11 Nombre de questions demeurent en suspens à propos de la personnalité même des spécialistes issus de l'École Polytechnique de Montréal et pourraient certainement faire l'objet d'études subséquentes. À titre d'exemple, mentionnons : l'esprit de créativité propre à l'ingénieur et qui le différencie de l'architecte; la place des ingénieurs formés à l'École dans l'élaboration du discours industrialiste aux XIXe et XXe siècles, mais surtout leur rôle proéminent dans les innovations technologiques caractérisant le Québec contemporain, par exemple dans le domaine de l'hydro-électricité; leur concentration dans le secteur tertiaire et dans les firmes d'ingénieurs-conseils, entraînant une mutation des concepteurs en gestionnaires et des « polytechniciens » en « polytechnocrates »; les orientations professionnelles et les particularités du discours « féministe » des étudiantes en génie; les options de la clientèle actuelle de l'École, c'est-à-dire le pourcentage d'accès aux études supérieures comparativement au décrochage au profit des instituts à vocation technique, notamment dans le secteur de l'informatique.

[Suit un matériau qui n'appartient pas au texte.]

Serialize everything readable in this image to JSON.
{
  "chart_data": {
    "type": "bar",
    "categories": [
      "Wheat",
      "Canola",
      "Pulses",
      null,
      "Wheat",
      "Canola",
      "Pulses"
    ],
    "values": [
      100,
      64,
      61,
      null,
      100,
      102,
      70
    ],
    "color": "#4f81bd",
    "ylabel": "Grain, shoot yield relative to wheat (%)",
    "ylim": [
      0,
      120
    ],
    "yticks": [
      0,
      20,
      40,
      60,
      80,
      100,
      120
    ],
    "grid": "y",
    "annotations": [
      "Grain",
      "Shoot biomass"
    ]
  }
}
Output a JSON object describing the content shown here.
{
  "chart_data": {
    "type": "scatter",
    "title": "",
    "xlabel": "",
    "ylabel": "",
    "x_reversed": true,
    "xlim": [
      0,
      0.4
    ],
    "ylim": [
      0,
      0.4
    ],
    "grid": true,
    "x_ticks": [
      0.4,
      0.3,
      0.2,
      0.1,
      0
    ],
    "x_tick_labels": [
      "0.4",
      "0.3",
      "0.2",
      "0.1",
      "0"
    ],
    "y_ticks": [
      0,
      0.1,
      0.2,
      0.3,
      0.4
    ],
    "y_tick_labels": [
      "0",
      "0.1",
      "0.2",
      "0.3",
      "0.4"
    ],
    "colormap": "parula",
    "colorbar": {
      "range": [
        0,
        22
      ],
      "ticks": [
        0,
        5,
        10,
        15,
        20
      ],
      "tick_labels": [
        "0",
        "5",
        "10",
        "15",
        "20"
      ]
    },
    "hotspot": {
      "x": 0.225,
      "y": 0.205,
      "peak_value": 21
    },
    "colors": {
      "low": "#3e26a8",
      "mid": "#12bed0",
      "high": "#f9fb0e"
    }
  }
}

12 Éventuellement, les auteurs de ces études pourraient puiser, pour leur bibliographie, dans des sources documentaires provenant d'entreprises d'envergure, telles que l'ALCAN, la Shawinigan Water and Power Company ou la Montreal Light, Heat and Power Corporation. Entre autres, les rapports annuels et les registres de paie de ces sociétés pourraient receler des informations inédites sur le type de formation et de compétences de leurs effectifs francophones.

13 En général, le texte de l'ouvrage est clair, accessible et, à l'occasion, savoureusement anecdotique. Il présente toutefois certains anachronismes : ainsi, la science historique s'avère sensiblement télescopée lorsque l'auteur parle de l'État québécois entre 1905 et 1936 (p. 178). À l'époque, en effet, cette « appellation contrôlée » pour désigner la province de Québec n'existait encore que sous la forme d'un « corps en esprit ».